On Thursday, at 9:01 pm local time in Alabama, Nathaniel Woods 42, was pronounced dead after being executed by the state.
Woods was convicted of capital murder in 2005 for the deaths of three Birmingham police officers who were shot dead a year earlier.
However, Woods never pulled a trigger and another defendant in the case, Kerry Spencer, took all the blame, insisting that Woods was innocent.
“Nate is absolutely innocent,” Spencer, who also is on death row told CNN. “That man didn’t know I was going to shoot anybody just like I didn’t know I was going to shoot anybody that day, period.”
Woods, just before his killing, offered no last words.
In the past week, as his execution drew closer, activists, including Martin Luther King III, rallied behind Woods, petitioning for another look at his case that was surrounded by controversy and concerns.
In 2004, when officers stormed the drug house where Spencer and Woods were, Woods surrendered to police, supporters say.
In addition to the other defendant admitting sole guilt in the crime, Woods said that he did not have proper representation during his trial and was told that he could not be convicted of capital murder as an accomplice, which prompted him to turn down a plea deal that prosecutors offered him, among other issues.
Still, the U.S. Supreme Court denied a last-minute stay, after first ordering a temporary pause on the execution and Alabama Gov. Kay Ivey ultimately refused to use her powers of commutation, CNN reports.
Alabama Attorney General Steve Marshall insisted that Woods’ received due punishment, slamming the words “innocent” and “surrendered” as “falsehoods.”

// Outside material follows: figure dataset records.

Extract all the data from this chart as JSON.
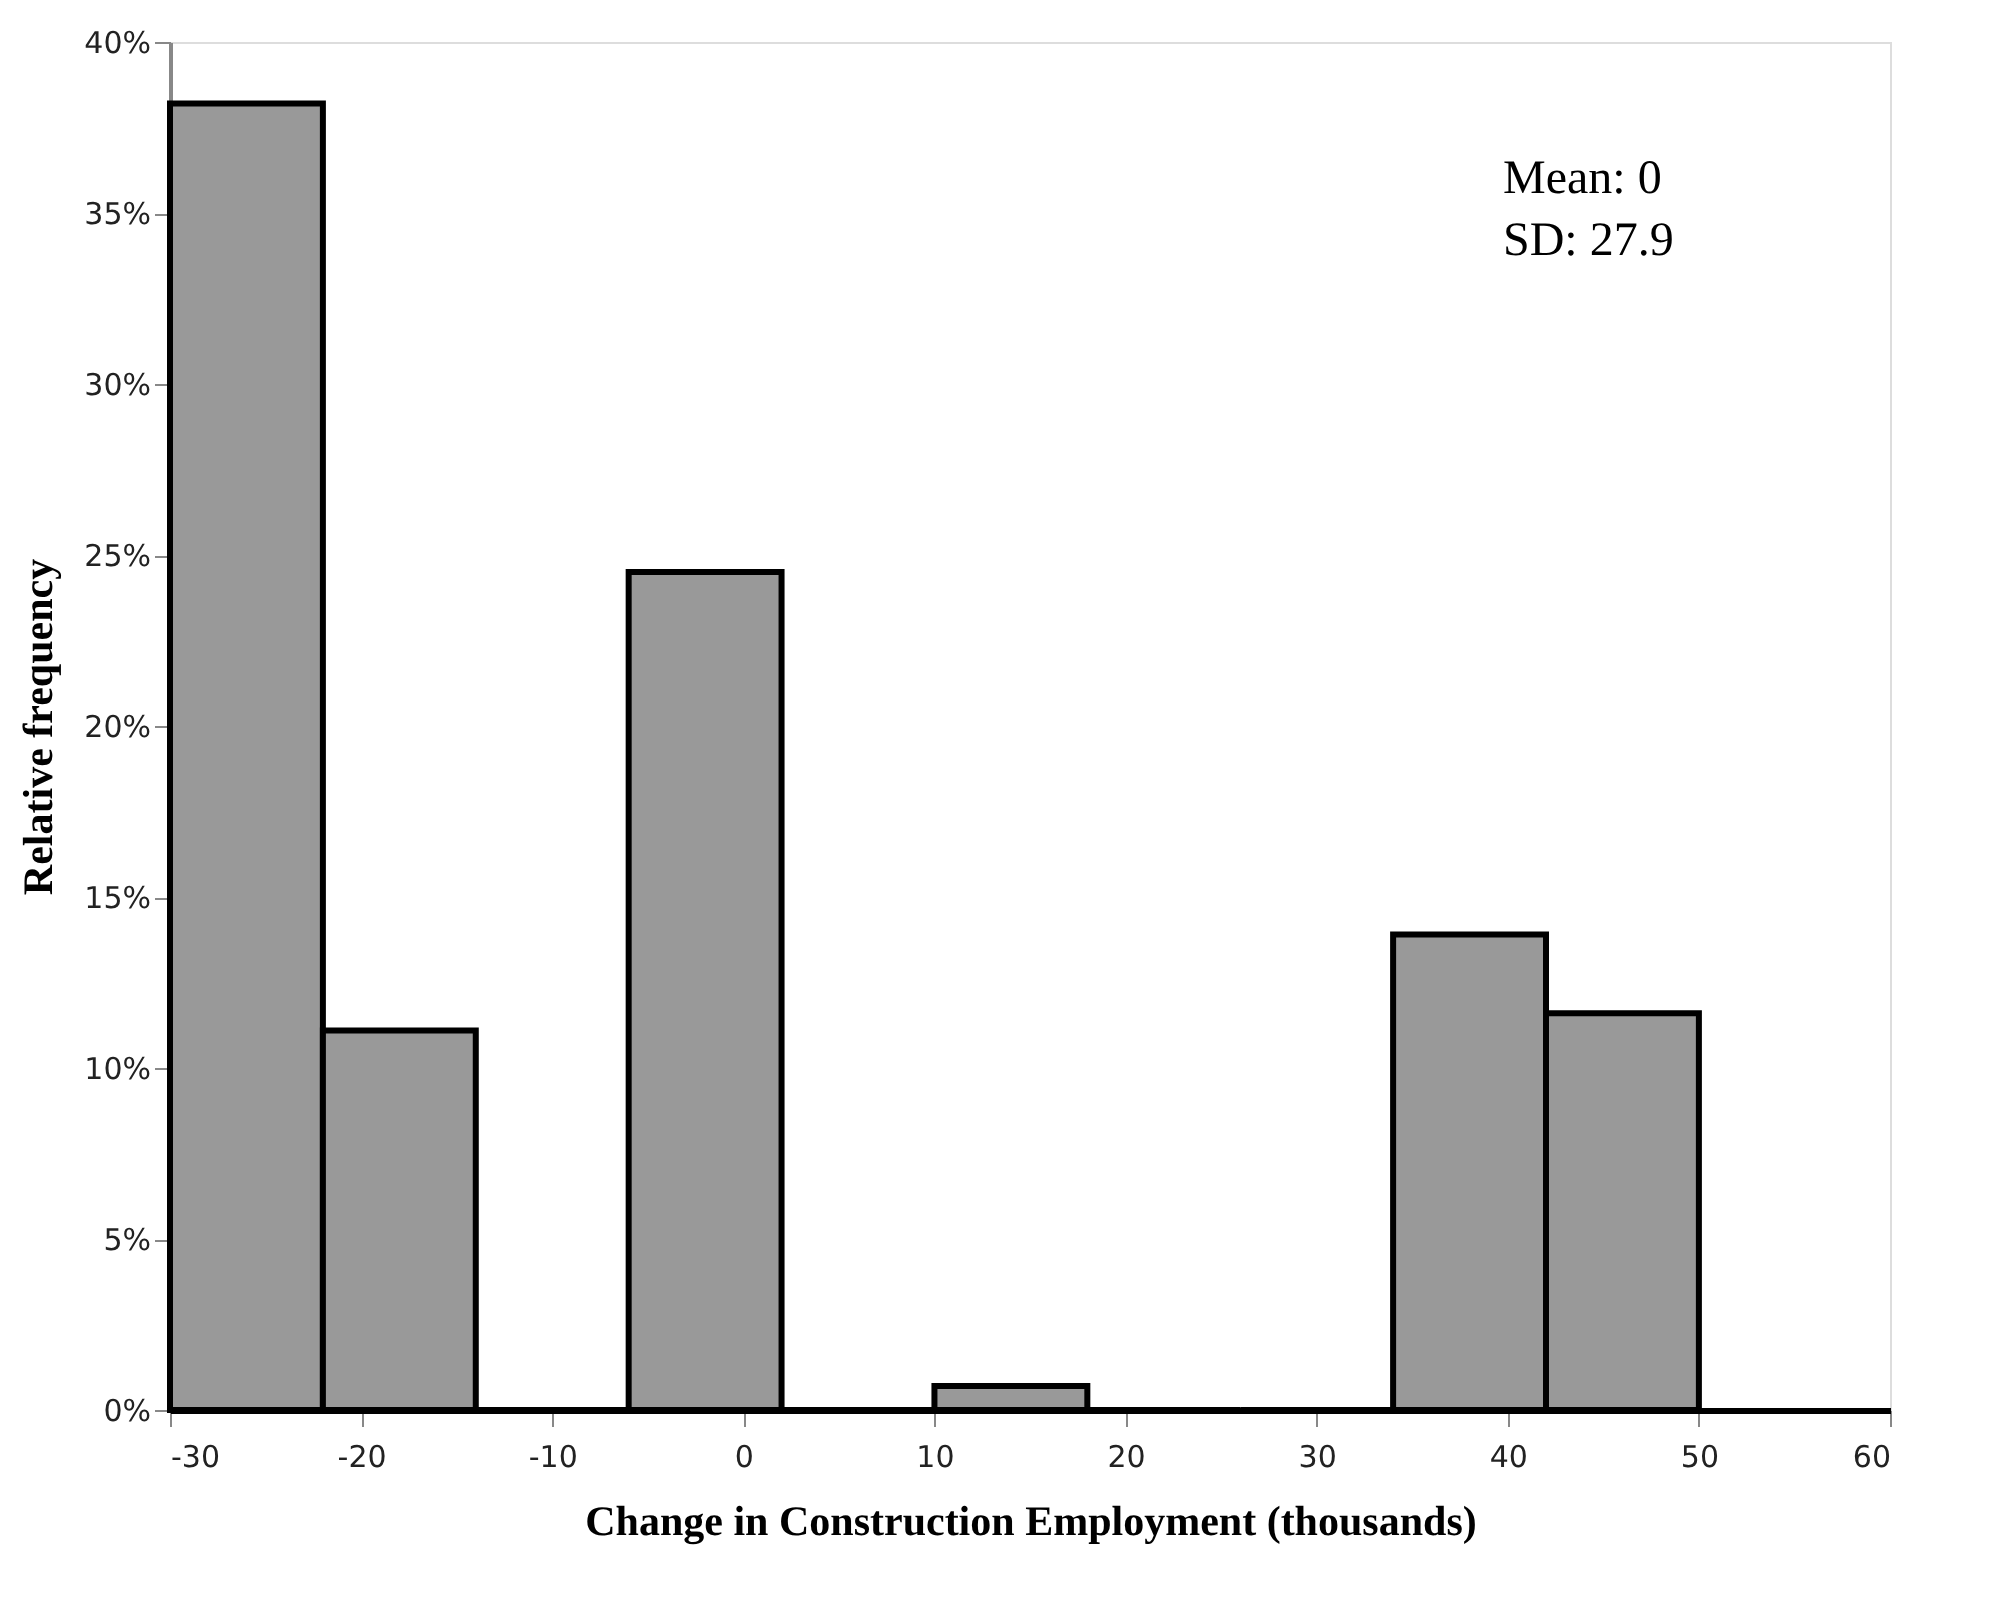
{
  "chart_data": {
    "type": "histogram",
    "xlabel": "Change in Construction Employment (thousands)",
    "ylabel": "Relative frequency",
    "bins": [
      -30,
      -22,
      -14,
      -6,
      2,
      10,
      18,
      26,
      34,
      42,
      50
    ],
    "values": [
      38.2,
      11.1,
      0,
      24.5,
      0,
      0.7,
      0,
      0,
      13.9,
      11.6
    ],
    "color": "#999999",
    "xlim": [
      -30,
      60
    ],
    "xticks": [
      -30,
      -20,
      -10,
      0,
      10,
      20,
      30,
      40,
      50,
      60
    ],
    "ylim": [
      0,
      40
    ],
    "yticks": [
      {
        "value": 0,
        "label": "0%"
      },
      {
        "value": 5,
        "label": "5%"
      },
      {
        "value": 10,
        "label": "10%"
      },
      {
        "value": 15,
        "label": "15%"
      },
      {
        "value": 20,
        "label": "20%"
      },
      {
        "value": 25,
        "label": "25%"
      },
      {
        "value": 30,
        "label": "30%"
      },
      {
        "value": 35,
        "label": "35%"
      },
      {
        "value": 40,
        "label": "40%"
      }
    ],
    "annotations": [
      "Mean: 0",
      "SD: 27.9"
    ],
    "grid": false
  }
}
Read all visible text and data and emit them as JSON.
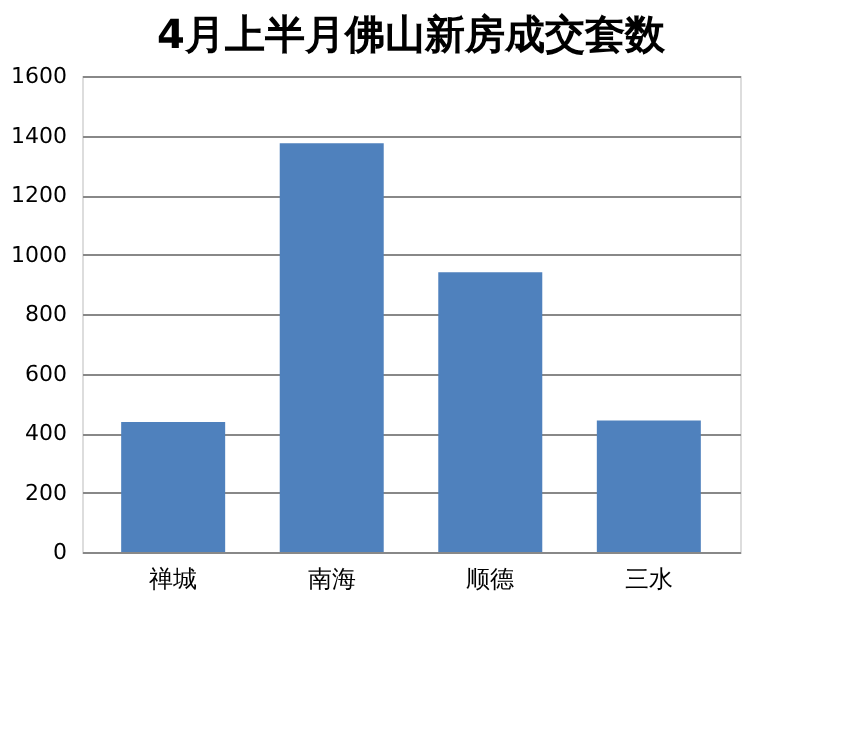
{
  "chart_data": {
    "type": "bar",
    "title": "4月上半月佛山新房成交套数",
    "categories": [
      "禅城",
      "南海",
      "顺德",
      "三水"
    ],
    "values": [
      437,
      1374,
      940,
      442
    ],
    "color": "#4f81bd",
    "ylim": [
      0,
      1600
    ],
    "yticks": [
      0,
      200,
      400,
      600,
      800,
      1000,
      1200,
      1400,
      1600
    ],
    "grid": "y"
  }
}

“The falsehoods are the descriptors ‘surrendered’ and ‘innocent’: Neither apply whatsoever to Nathaniel Woods, whose actions directly caused the deaths of three policemen and injury to another,” the statement from the attorney general said. “Justice is set to be carried out tomorrow. The only injustice in the case of Nathaniel Woods is that which was inflicted on those four policemen that terrible day.”
Prosecutors further insisted that Woods was far from an innocent bystander, with Marshall saying that Woods told officers that, “If you come in here, we’ll f–k you up.”
Marshall also accused Woods of bragging about the shootings and composing drawing and songs boasting about the deaths.
Marshall also said that there is no evidence that Wood was ever offered a plea deal.
Still, Woods’ supporters expressed outrage of the carrying out of the execution, with King III slamming it as a “mockery of justice.”